A Dionex DX500 HPAEC-PAD system equipped with a GS50 pump, an ED40 pulsed amperometric detector, an AS40 automated sampler with a 25 μL injection loop, and a chromeleon chromatography management system (Dionex, Sunnyvale, CA, USA) was used for sugar identification and quantification. An analytical CarboPac PA10 pellicular anion-exchange resin column (250 × 4 mm) preceded by a CarboPac PA10 guard column (50 × 4 mm) and an AminoTrap column (30 × 3 mm) was used for sugar separation.

An aliquot of 24 μL purified samples was diluted with 576 μL distilled water prior to HPLC injection. Sugars were eluted with 90 mM NaOH at a flow rate of 1.0 mL/min under isocratic conditions. The mobile phase 90 mM NaOH was prepared by diluting carbonate-free HPLC grade 50% (w/w) stock solution in distilled water, filtered with a 0.45 μm membrane, and degassed with compressed nitrogen gas for 30 minutes prior to being loaded. The data acquisition for each sample was 30 minutes, and the analyses of 40 samples were generally completed in 20 hours.

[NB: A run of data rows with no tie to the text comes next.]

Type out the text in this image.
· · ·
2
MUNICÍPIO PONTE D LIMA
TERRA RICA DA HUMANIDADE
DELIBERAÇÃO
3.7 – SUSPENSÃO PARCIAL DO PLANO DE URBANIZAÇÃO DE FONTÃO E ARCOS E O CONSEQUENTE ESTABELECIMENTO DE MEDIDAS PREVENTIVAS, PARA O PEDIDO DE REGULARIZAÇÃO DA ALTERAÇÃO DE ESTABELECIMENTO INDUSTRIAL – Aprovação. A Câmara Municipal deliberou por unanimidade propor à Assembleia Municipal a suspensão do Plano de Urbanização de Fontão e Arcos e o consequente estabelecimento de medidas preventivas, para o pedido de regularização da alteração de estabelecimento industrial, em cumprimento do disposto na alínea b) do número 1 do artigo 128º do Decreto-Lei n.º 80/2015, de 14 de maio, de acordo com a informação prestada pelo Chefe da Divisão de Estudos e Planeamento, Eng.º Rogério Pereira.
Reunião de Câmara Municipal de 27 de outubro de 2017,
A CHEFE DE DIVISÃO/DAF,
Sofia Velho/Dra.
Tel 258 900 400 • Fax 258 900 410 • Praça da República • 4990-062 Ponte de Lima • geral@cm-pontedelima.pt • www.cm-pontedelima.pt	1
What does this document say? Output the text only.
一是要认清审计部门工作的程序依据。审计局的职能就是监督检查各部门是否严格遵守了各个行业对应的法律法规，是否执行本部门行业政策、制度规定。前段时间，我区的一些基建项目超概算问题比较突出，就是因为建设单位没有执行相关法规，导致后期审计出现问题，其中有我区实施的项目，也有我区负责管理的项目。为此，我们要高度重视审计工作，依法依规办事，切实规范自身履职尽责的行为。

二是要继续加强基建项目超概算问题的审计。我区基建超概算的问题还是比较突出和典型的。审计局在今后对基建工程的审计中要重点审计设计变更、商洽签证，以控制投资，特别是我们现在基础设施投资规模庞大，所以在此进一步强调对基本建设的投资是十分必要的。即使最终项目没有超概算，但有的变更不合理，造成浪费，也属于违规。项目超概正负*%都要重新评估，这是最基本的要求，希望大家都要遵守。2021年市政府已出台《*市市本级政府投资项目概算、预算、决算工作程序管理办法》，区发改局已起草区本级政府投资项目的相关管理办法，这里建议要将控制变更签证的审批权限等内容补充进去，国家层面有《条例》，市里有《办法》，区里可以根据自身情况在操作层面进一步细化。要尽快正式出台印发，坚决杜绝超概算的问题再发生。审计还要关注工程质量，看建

2.3. Sugar Identification, Quantification, and Statistical Analysis

Nine standard sugars, including pinitol, myo-inositol, galactose, glucose, fructose, sucrose, raffinose, stachyose, and verbascose, were obtained from Sigma Chemical Co. Sugars in the extracts were identified by comparing their retention times to those of the standard sugars. Sugar standards at concentrations of 0.5, 1.0, 2.0, 5.0, 10.0, 15.0, and 20.0 μg/600  L were prepared for creating calibration curves for each of the major sugars, including glucose, fructose, sucrose, raffinose, and stachyose. The sugar concentration in soybean seed was expressed as mg per g of dry seed matter. Analysis of variance (ANOVA) was performed using the general linear models (Proc GLM) of SAS 9.1 (SAS Institute Inc., Cary, NC, USA). Means of individual sugars in different genotypes were compared and separated by SAS Waller grouping at P = .05. Correlation analysis among different sugar compositions was conducted using Excel CORREL function.

3. Results and Discussion

3.1. HPAEC-PAD Chromatogram

Soybean seed sugars were eluted in the sequence of pinitol/myo-inositol, glucose, fructose, sucrose, raffinose, stachyose, and verbascose based on their retention times (Figure 1). Because pinitol and myo-inositol were eluted at the same retention time (2.3 minutes), they could not be distinguished from each other by the HPLC system conditions in this study. Galactose was not detectable in mature dry soybean seed. A group of small molecules present before 3.8 minutes were not identifiable by the standard sugars used in this study. The internal standard melibiose was eluted at 8.0 minutes. Verbascose was identified as a minor sugar with a retention time of 21.3 minutes, which has not been reported in previous research. Future quantification of verbascose is important and valuable, especially for vegetable soybean seed during seed development or storage, when verbascose concentration is relatively high. Sucrose and stachyose represented the major sugars in large quantities identified in soybean genotypes (Table 1). Significant difference was detected for all the soluble sugars among the 20 soybean genotypes. The genotypic differences for sucrose, stachyose, and total soluble sugar appeared larger than those for raffinose, glucose, and fructose. Highly consistent estimates for major sugars were achieved across different extractions and replications (Tables 2 & 3).

tab2
Table 2: Analyses of variance for five major sugar and total sugar contents in twenty soybean genotypes.
tab3
Table 3: Means of individual sugars in 20 soybean genotypes over replications of two duplicate extractions.
fig1
Figure 1: HPAEC-PAD chromotograms of soybean seed sugars in Ozark (a), 03CB-14 (b), and PI 417559 (c): glucose (1), fructose (2), melibiose (3), sucrose (4), raffinose (5), stachyose (6), and verbascose (7). Unidentified peaks are not labeled.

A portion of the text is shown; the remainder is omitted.